Kicking off a regional tour, Blinken will meet Israeli Prime Minister Naftali Bennett before joining Foreign Minister Yair Lapid and his counterparts from four Arab countries at the desert-based summit.
High on the agenda are the Iranian nuclear talks, about which Israel and the Gulf Arab states have expressed strong apprehensions, and Russia’s month-long invasion of Ukraine, a conflict in which Israel has become a potential mediator.

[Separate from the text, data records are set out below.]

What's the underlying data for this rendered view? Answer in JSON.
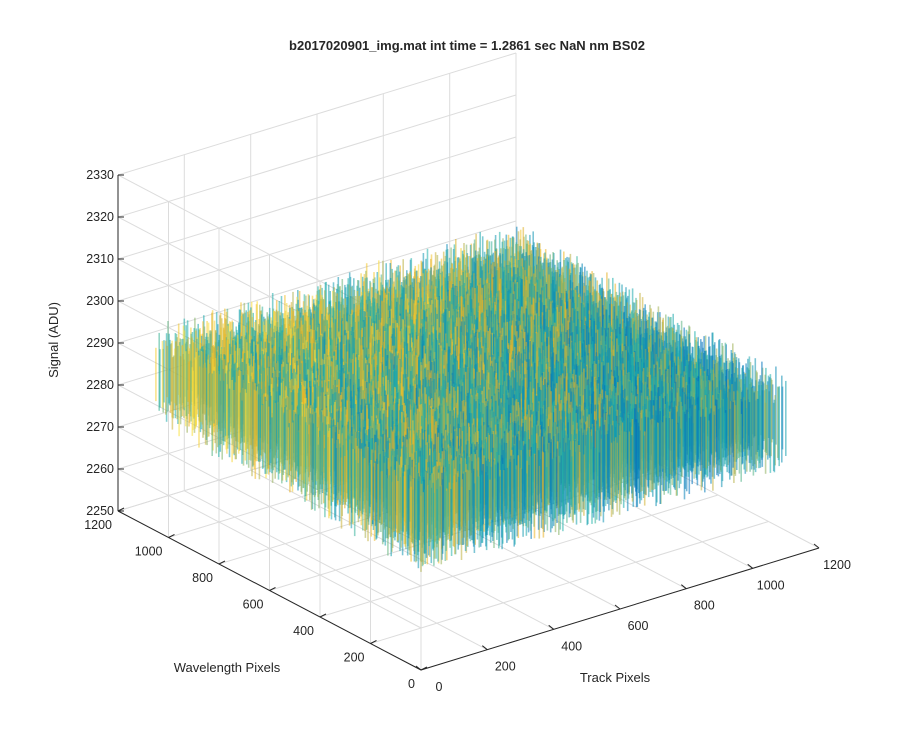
{
  "chart_data": {
    "type": "surface",
    "title": "b2017020901_img.mat int time = 1.2861 sec  NaN nm BS02",
    "xlabel": "Track Pixels",
    "ylabel": "Wavelength Pixels",
    "zlabel": "Signal (ADU)",
    "x_ticks": [
      0,
      200,
      400,
      600,
      800,
      1000,
      1200
    ],
    "y_ticks": [
      0,
      200,
      400,
      600,
      800,
      1000,
      1200
    ],
    "z_ticks": [
      2250,
      2260,
      2270,
      2280,
      2290,
      2300,
      2310,
      2320,
      2330
    ],
    "x_tick_labels": [
      "0",
      "200",
      "400",
      "600",
      "800",
      "1000",
      "1200"
    ],
    "y_tick_labels": [
      "0",
      "200",
      "400",
      "600",
      "800",
      "1000",
      "1200"
    ],
    "z_tick_labels": [
      "2250",
      "2260",
      "2270",
      "2280",
      "2290",
      "2300",
      "2310",
      "2320",
      "2330"
    ],
    "xlim": [
      0,
      1200
    ],
    "ylim": [
      0,
      1200
    ],
    "zlim": [
      2250,
      2330
    ],
    "data_extent": {
      "x": [
        0,
        1100
      ],
      "y": [
        0,
        1050
      ]
    },
    "mean_signal": 2285,
    "noise_half_range": 12,
    "colormap": "parula",
    "grid": true,
    "colors": {
      "low": "#0072bd",
      "mid": "#20b2aa",
      "high": "#edb120",
      "peak": "#f9e03c",
      "grid": "#dcdcdc",
      "axis": "#262626"
    }
  }
}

“I think he (Blinken) will hear a very strong stance (on Iran) from all countries (at the summit),” Eitan Naeh, Israel’s ambassador to Bahrain, told the Kan public broadcaster.
Attending will be the foreign ministers of the United Arab Emirates, Bahrain and Morocco, three Arab countries that were part of the so-called Abraham Accords brokered by the Trump administration in 2020 to normalize relations with Israel.
Egypt’s foreign minister, whose country celebrated 43 years of peace with Israel on Saturday, will also attend the summit.
The nuclear talks were close to an agreement several weeks ago until Russia made last-minute demands of the United States, insisting that the sanctions imposed on Moscow for its invasion of Ukraine would not should not affect its trade with Iran.
Blinken’s visit comes at a time when ties with several Middle Eastern countries are facing challenges as key allies such as Israel and the United Arab Emirates question the Biden administration’s commitment to the region.
While Washington’s strategy has focused on China, Russia’s invasion of Ukraine has further complicated US foreign policy priorities, leaving it grappling with challenges on multiple fronts.
The venue for the foreign ministers’ meeting is Sde Boker, where Israel’s founding father and first prime minister, David Ben-Gurion, retired and is buried. The isolated agricultural collective in the Negev desert has long been a symbol of Israeli innovation.
It will be an opportunity for delegates to hold talks in quiet time, an Israeli official involved in the planning said, calling it “our version of Camp David”.
Sde Boker may also have provided an uncontroversial alternative to Jerusalem, which Israel considers its capital – a status unrecognized by most countries in the absence of a resolution to Palestinian claims to the city.